How damaging is freezing central bank assets?

Business Standard, 7 March 2022

A new level of economic and financial restrictions have been imposed on Russia after the invasion of Ukraine. One element of this is the freezing of central bank (CB) assets. The adverse impact upon the CB, from freezing assets, is less extreme than is commonly supposed. It remains possible for the CB to construct the ruble and to do inflation-targeting, it just interferes with the ability of the CB to influence the market price of the exchange rate.

When China initiated hostilities against India, they argued that economic activities should continue unhindered, while soldiers kill each other at the border. This was an unpleasant position for the Indian side. India has put the economic relationship with China into a deep freeze, and asserted that the joys of economic engagement with India are predicated on good behaviour in other aspects.

The extent to which India can actually cut off economic links with China is limited because India is a small part of the Chinese economy while China is important to the Indian economy. India faced its China problem alone. Given the strategy of Indian foreign policy, no other country was willing to undertake actions that would adversely impact China.

Foreign policy strategy in Ukraine is different; Ukraine is not isolated, and Zelensky is a global hero. Numerous countries all over the world have come together in the new doctrine that the gains from globalisation: the benefits of economic and cultural engagement with the world are conditional on good behaviour. If Russia behaves like the erstwhile USSR, it will have to suffer self-reliance as in the erstwhile USSR. An important audience for these moves is in China, where the enthusiasm to invade Taiwan will be recalibrated.

One element of this is the freezing of CB assets. The terminology and press coverage of this is exaggerated. The root cause of confusion is the phrase "foreign exchange reserves". This phrase suggests a pool of assets that is available to the CB or the state on a rainy day. This is not correct.

At the heart of every CB is a `monetary balance sheet'. In this balance sheet, rubles are the liability and there are commensurate assets. The assets and the liabilities must be equal. That is, for every ruble issued, there must be an asset. The CB prints rubles, sells them in exchange for assets, and stores these assets. Conversely, it can choose to sell assets, obtain rubles, and extinguish them.

On the asset side, the CB can choose to hold domestic or foreign assets. It is these foreign assets that are confusingly termed `foreign exchange reserves'. They are not reserves in the sense that they cannot be used at will. They are spoken for: They are matched against rubles. If the CB chooses to sell those reserves, this will commensurately require shrinking the amount of rubles in the economy, which would involve increasing the short-term interest rate.

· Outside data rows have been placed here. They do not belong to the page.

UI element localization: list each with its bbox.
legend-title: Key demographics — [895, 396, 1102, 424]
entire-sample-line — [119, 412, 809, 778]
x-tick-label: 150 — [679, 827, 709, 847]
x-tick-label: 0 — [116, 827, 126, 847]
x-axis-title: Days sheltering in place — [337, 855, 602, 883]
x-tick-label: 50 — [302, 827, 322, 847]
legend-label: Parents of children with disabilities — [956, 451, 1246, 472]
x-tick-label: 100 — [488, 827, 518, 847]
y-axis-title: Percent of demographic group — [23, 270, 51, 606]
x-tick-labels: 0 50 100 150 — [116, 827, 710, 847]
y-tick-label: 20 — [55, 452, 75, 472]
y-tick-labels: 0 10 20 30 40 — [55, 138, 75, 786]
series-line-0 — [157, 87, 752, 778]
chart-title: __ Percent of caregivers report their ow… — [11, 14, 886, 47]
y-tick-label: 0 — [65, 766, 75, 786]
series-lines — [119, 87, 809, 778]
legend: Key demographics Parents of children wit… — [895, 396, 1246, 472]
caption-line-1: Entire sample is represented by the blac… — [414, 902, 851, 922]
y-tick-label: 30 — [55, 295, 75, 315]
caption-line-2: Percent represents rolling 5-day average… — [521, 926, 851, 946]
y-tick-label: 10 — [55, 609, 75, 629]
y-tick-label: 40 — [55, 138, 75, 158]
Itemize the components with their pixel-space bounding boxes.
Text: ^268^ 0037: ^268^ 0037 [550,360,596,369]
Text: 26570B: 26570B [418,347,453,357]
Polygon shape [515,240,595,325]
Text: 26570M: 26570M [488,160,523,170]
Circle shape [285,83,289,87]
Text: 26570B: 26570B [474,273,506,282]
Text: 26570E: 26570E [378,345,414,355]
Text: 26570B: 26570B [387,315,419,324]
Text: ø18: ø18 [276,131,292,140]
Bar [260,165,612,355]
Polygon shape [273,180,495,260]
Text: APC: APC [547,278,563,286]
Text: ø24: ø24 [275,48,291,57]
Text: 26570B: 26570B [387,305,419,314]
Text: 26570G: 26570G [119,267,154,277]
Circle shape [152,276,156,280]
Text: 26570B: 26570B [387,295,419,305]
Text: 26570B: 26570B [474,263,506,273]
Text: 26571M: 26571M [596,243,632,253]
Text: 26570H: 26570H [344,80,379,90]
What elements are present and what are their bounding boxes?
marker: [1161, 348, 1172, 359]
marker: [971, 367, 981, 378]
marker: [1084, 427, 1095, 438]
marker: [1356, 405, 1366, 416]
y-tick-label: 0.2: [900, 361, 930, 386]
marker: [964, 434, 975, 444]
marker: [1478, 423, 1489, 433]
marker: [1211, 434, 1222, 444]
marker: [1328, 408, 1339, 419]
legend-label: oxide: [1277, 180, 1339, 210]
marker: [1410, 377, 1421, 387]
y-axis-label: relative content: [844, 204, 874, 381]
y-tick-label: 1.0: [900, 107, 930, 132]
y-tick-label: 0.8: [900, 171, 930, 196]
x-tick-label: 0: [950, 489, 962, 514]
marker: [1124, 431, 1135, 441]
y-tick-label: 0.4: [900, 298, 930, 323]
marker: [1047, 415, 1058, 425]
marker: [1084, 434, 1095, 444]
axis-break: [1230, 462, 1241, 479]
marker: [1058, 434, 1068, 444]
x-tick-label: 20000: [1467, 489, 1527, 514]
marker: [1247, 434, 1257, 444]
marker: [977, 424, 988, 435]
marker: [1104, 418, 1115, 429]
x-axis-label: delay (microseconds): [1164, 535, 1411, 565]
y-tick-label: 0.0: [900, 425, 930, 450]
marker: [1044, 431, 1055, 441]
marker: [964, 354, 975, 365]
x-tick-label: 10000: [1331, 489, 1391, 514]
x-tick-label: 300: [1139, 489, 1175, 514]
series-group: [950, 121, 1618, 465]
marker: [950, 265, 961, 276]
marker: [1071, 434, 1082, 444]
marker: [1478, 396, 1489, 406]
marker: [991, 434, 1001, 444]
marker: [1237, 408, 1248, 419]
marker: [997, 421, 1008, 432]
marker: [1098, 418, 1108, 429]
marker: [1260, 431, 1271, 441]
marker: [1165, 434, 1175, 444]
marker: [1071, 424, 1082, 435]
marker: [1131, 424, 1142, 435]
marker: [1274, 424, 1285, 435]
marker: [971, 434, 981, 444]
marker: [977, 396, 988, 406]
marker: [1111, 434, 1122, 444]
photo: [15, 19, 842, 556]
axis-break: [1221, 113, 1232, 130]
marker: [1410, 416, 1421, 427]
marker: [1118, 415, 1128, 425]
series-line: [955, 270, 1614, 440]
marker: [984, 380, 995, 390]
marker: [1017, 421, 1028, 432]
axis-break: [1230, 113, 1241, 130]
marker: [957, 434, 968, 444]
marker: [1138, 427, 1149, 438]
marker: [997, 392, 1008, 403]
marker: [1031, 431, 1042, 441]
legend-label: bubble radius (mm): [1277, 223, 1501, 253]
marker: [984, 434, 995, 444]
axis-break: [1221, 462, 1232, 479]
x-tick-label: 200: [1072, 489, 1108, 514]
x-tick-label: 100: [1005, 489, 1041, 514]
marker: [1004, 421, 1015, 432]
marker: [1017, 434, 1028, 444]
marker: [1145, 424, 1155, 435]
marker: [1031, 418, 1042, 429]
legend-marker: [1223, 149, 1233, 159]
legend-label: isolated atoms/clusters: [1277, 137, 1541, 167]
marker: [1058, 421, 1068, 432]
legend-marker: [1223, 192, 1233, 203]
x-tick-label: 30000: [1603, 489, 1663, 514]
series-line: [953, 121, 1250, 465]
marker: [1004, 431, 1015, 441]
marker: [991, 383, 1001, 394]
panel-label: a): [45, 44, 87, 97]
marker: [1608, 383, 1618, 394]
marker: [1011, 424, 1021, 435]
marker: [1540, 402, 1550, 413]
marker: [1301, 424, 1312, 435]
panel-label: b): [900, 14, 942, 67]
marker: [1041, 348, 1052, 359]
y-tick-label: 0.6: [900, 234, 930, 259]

At a practical level, nothing has changed: There are rubles supporting transactions in the Russian economy, and they are associated with some assets that can't be traded. The basic machinery that constructs fiat money is working as it did before. The everyday task of the CB is to continuously change the size of its balance sheet (i.e. change the short-term interest rate) so as to deliver low and stable inflation. They are fully able to do this.

In fact, foreign assets on the CB balance sheet are not essential. It is quite feasible to create a fiat money by only having domestic assets on the CB balance sheet.

What the Russian CB is now unable to do is intrude upon the currency market. Normally, supply and demand determines the exchange rate. CBs have the ability to print local currency and use it to buy foreign assets such as US government bonds. These large trades could be used to distort the market-discovered price on the currency market. Once the Russian CB is frozen out of the global financial system, they are not able to do these trades.

Most well-structured CBs do not distort the currency market: They are organised around delivering an inflation target. The exchange rate is an important price in the economy, and as with the price of steel or petroleum products, state interference in this market subtracts value. A good organisation of monetary policy involves the CB staying out of the formation of the exchange rate, and focusing its power upon the job of delivering an inflation target.

When the Russian CB is cut off from trading its foreign assets, then, the impact is relatively mild. Nothing changes on the core business of a CB, to produce a fiat money and stabilise domestic inflation. For the duration of the sanctions, the Russian CB would not be able to engage in currency policy.

The USD/RUB exchange rate has gone from 84 to 124 in the last week. This seems like a reasonable response to the invasion, putting together the direct fiscal cost of the war, and the adverse impact of going back to self-reliance. If the Russian CB had access to foreign assets, and tried to fight this depreciation, it would be harmful to Russia.

The larger context is an important one. For countries like Ukraine and Taiwan, which have the state capacity in foreign policy to do coalitions as opposed to being isolated, aggressors are facing a new doctrine: "The joys of globalisation are conditional on good behaviour, the world will come together and endure pain in unplugging you if you misbehave." Within this overall framework, blocking the ability of the CB to trade foreign assets is one small component. It gets an exaggerated treatment owing to the confusing phrase `foreign exchange reserves'. However, all that happens is that the CB is not able to manipulate the currency market, the exchange rate has to be determined by the market.